Researchers introduce ASH, an agentic system that learns embodied policies from unlabeled internet video without reward shaping or expert demonstration. Through a self-improvement loop using Inverse Dynamics Models, ASH achieves sustained progression on long-horizon tasks in Pokemon Emerald and Legend of Zelda, significantly outperforming baseline approaches.
ASH represents a meaningful advance in autonomous agent development by demonstrating that self-improvement mechanisms can overcome scalability limitations inherent in traditional reinforcement learning approaches. The system's core innovation—leveraging Inverse Dynamics Models to extract supervision from internet video when agents encounter impasses—addresses a fundamental bottleneck: the prohibitive cost of hand-engineering rewards or collecting expert demonstrations for complex, long-horizon tasks.
The research builds on years of investigation into unsupervised and self-supervised learning for embodied AI. Previous work has explored learning from videos and behavioral cloning, but struggled with distribution shift and plateau effects in extended tasks. ASH's integration of long-term memory via unsupervised key-moment identification from internet-scale video adds a scalability dimension often absent in prior work. The experimental setup—using video games with multi-hour planning horizons—provides a controlled yet challenging testbed that bridges simulation and real-world complexity.
The performance gap is substantial: ASH maintains progression across 8-hour evaluations while baselines stagnate at roughly 50-55% of milestone completion, compared to ASH's 93-83% achievement rates. This suggests that self-correcting mechanisms genuinely enable agents to move past local optima. For the AI development ecosystem, ASH indicates that abundance of internet video—currently underutilized in training—can substitute for expensive expert annotation, potentially accelerating agent capability scaling.
The framework's broader implications extend beyond games. If the approach generalizes to robotics and real-world embodied tasks, it could significantly reduce training costs and human oversight requirements. Future research should validate transfer to continuous control domains and quantify data efficiency gains compared to supervised baselines.

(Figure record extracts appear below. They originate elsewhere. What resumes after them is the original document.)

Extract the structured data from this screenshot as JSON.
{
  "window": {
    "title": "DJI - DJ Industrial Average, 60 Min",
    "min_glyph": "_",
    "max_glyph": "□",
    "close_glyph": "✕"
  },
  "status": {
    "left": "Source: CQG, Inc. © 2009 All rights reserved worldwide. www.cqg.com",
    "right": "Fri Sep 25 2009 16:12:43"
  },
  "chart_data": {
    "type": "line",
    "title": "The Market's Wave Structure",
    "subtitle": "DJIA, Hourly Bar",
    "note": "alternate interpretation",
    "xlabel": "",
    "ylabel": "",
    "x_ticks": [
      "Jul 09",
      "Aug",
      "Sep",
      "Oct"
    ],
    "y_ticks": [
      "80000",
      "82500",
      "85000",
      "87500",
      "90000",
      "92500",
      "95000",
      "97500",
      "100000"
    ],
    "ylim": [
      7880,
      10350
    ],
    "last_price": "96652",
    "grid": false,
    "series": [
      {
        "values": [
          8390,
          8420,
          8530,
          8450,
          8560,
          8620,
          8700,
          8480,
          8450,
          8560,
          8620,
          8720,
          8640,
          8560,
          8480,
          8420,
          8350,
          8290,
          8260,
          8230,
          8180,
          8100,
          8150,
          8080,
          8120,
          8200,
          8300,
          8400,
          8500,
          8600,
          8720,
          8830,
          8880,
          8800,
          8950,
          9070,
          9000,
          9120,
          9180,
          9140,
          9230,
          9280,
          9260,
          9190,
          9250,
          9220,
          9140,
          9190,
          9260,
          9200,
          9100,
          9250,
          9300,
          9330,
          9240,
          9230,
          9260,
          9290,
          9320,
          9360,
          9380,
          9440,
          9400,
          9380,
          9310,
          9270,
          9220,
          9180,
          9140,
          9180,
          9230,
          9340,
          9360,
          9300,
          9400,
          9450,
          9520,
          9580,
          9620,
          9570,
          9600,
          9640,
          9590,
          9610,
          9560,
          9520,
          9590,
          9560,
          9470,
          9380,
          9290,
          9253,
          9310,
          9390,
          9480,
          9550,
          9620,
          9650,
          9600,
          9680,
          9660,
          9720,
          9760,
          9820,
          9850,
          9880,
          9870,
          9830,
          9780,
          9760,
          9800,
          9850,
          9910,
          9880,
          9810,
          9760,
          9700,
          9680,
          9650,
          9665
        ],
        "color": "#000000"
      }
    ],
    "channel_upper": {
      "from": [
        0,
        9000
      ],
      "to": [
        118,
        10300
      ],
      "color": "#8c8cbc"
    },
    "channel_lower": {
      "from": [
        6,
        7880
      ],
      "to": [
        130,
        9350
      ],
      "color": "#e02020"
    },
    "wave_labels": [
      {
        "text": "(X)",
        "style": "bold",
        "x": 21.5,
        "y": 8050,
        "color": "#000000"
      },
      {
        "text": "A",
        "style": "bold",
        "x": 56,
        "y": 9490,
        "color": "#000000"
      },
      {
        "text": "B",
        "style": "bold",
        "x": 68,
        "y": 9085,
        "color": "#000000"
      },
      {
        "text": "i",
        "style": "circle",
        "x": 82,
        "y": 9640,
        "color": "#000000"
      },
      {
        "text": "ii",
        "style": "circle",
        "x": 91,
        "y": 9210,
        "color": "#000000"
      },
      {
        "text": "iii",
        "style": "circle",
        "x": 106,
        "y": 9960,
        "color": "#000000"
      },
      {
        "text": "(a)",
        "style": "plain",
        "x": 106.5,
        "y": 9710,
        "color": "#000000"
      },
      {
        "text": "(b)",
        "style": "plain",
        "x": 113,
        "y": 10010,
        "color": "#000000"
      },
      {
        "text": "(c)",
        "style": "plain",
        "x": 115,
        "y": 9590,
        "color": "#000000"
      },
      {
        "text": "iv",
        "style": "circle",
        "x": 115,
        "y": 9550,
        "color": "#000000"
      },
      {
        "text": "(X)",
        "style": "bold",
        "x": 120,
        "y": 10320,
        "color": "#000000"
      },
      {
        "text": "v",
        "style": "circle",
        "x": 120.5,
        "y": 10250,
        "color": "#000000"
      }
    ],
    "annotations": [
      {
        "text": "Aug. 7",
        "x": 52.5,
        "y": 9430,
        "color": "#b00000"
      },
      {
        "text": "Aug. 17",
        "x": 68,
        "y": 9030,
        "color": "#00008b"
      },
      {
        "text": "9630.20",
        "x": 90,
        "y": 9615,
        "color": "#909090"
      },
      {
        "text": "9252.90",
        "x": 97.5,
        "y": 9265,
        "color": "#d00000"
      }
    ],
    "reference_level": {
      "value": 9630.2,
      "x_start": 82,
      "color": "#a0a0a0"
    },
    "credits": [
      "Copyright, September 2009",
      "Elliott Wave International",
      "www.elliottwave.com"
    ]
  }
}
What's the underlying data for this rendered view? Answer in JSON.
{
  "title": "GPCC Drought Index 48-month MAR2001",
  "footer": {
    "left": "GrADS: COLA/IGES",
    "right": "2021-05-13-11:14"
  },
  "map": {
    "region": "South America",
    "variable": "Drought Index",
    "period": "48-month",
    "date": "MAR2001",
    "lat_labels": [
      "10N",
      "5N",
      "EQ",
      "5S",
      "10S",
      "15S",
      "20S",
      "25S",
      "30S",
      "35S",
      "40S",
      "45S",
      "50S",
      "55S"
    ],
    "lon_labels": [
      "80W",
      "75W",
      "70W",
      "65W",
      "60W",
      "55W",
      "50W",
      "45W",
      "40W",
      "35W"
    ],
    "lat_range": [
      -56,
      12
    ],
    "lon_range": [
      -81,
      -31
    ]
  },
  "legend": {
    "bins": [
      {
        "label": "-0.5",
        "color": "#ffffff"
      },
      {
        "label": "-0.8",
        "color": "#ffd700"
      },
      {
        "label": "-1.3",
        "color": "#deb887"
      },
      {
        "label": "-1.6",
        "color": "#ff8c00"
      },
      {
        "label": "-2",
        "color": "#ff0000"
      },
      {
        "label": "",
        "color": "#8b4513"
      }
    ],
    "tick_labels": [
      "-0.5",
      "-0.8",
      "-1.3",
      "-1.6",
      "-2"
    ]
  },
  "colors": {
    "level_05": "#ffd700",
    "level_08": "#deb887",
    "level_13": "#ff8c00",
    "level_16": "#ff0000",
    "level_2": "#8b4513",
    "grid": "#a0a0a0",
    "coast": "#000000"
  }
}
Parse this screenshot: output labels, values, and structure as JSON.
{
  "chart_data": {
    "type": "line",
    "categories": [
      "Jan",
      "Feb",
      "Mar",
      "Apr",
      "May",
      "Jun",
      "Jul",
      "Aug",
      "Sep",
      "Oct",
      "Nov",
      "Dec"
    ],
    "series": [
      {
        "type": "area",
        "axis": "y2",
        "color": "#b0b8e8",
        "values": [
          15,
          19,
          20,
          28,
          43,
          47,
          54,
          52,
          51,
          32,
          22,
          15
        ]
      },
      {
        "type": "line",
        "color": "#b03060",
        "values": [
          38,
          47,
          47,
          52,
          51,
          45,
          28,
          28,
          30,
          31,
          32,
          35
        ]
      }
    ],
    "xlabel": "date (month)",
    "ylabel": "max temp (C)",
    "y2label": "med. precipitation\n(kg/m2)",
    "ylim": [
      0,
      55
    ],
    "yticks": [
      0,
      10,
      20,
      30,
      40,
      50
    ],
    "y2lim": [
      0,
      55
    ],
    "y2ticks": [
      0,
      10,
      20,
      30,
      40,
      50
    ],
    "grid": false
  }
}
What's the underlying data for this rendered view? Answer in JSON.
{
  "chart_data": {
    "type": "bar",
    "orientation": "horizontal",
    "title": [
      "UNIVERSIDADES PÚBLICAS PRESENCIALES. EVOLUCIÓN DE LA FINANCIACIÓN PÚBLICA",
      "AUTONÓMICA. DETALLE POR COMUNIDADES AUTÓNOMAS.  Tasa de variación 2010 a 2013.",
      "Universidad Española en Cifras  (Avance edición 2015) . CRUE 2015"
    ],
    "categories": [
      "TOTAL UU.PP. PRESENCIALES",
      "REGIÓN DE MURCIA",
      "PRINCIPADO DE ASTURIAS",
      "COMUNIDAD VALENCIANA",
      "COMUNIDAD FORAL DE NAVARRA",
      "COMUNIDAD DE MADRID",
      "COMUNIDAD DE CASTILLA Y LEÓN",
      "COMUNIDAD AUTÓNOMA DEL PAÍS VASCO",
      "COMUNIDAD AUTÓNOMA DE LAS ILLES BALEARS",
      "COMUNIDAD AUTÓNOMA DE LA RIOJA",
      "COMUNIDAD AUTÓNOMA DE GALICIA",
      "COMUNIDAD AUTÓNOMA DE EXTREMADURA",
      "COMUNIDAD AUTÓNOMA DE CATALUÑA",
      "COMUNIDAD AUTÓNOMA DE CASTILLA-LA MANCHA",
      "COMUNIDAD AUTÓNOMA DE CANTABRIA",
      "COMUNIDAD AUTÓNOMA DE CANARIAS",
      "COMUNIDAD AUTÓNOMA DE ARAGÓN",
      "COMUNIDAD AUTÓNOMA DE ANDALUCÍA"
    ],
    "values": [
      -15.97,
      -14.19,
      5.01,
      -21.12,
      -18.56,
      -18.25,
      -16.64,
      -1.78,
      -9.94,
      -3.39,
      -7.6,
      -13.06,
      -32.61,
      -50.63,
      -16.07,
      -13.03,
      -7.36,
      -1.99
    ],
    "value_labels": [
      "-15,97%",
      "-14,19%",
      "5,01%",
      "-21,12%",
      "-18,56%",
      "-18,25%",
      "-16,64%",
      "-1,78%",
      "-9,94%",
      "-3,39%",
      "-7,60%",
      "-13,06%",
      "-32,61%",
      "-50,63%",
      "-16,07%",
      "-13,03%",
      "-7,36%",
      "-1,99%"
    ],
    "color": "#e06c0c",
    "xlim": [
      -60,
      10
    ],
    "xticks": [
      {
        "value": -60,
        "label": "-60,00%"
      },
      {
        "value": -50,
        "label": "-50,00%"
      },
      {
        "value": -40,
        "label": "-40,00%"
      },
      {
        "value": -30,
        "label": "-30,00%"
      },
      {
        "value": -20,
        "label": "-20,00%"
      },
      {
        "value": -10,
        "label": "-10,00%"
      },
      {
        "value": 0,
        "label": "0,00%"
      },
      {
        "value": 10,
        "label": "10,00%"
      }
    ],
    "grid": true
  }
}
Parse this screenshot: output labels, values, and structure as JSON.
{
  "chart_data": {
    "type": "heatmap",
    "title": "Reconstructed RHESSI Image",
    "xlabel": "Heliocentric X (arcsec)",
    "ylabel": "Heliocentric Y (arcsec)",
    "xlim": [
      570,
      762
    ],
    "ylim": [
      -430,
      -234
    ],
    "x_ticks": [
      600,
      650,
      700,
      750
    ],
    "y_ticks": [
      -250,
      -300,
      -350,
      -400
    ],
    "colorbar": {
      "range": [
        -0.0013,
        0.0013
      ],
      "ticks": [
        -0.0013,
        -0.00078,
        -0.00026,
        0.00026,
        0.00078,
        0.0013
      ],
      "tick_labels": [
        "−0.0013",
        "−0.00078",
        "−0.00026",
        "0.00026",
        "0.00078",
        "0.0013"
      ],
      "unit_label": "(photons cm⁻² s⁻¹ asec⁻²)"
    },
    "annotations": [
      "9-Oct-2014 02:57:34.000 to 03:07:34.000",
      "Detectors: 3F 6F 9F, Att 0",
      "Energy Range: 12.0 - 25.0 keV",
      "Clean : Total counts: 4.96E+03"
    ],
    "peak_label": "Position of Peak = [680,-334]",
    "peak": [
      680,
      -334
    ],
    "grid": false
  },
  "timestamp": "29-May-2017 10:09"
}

- →ASH learns embodied policies from unlabeled internet video without reward shaping or expert annotations, addressing scalability bottlenecks in current AI systems.
- →The self-improvement loop using Inverse Dynamics Models allows agents to extract relevant supervision when stuck, enabling sustained progression on long-horizon tasks.
- →ASH achieves 93% and 83% milestone completion rates in Pokemon Emerald and Zelda respectively, versus 54-50% for strongest baselines.
- →Unsupervised key-moment identification from internet-scale video enables effective long-term memory for multi-hour planning horizons.
- →The approach suggests internet video abundance can substitute for expensive expert demonstrations, potentially accelerating agent capability scaling.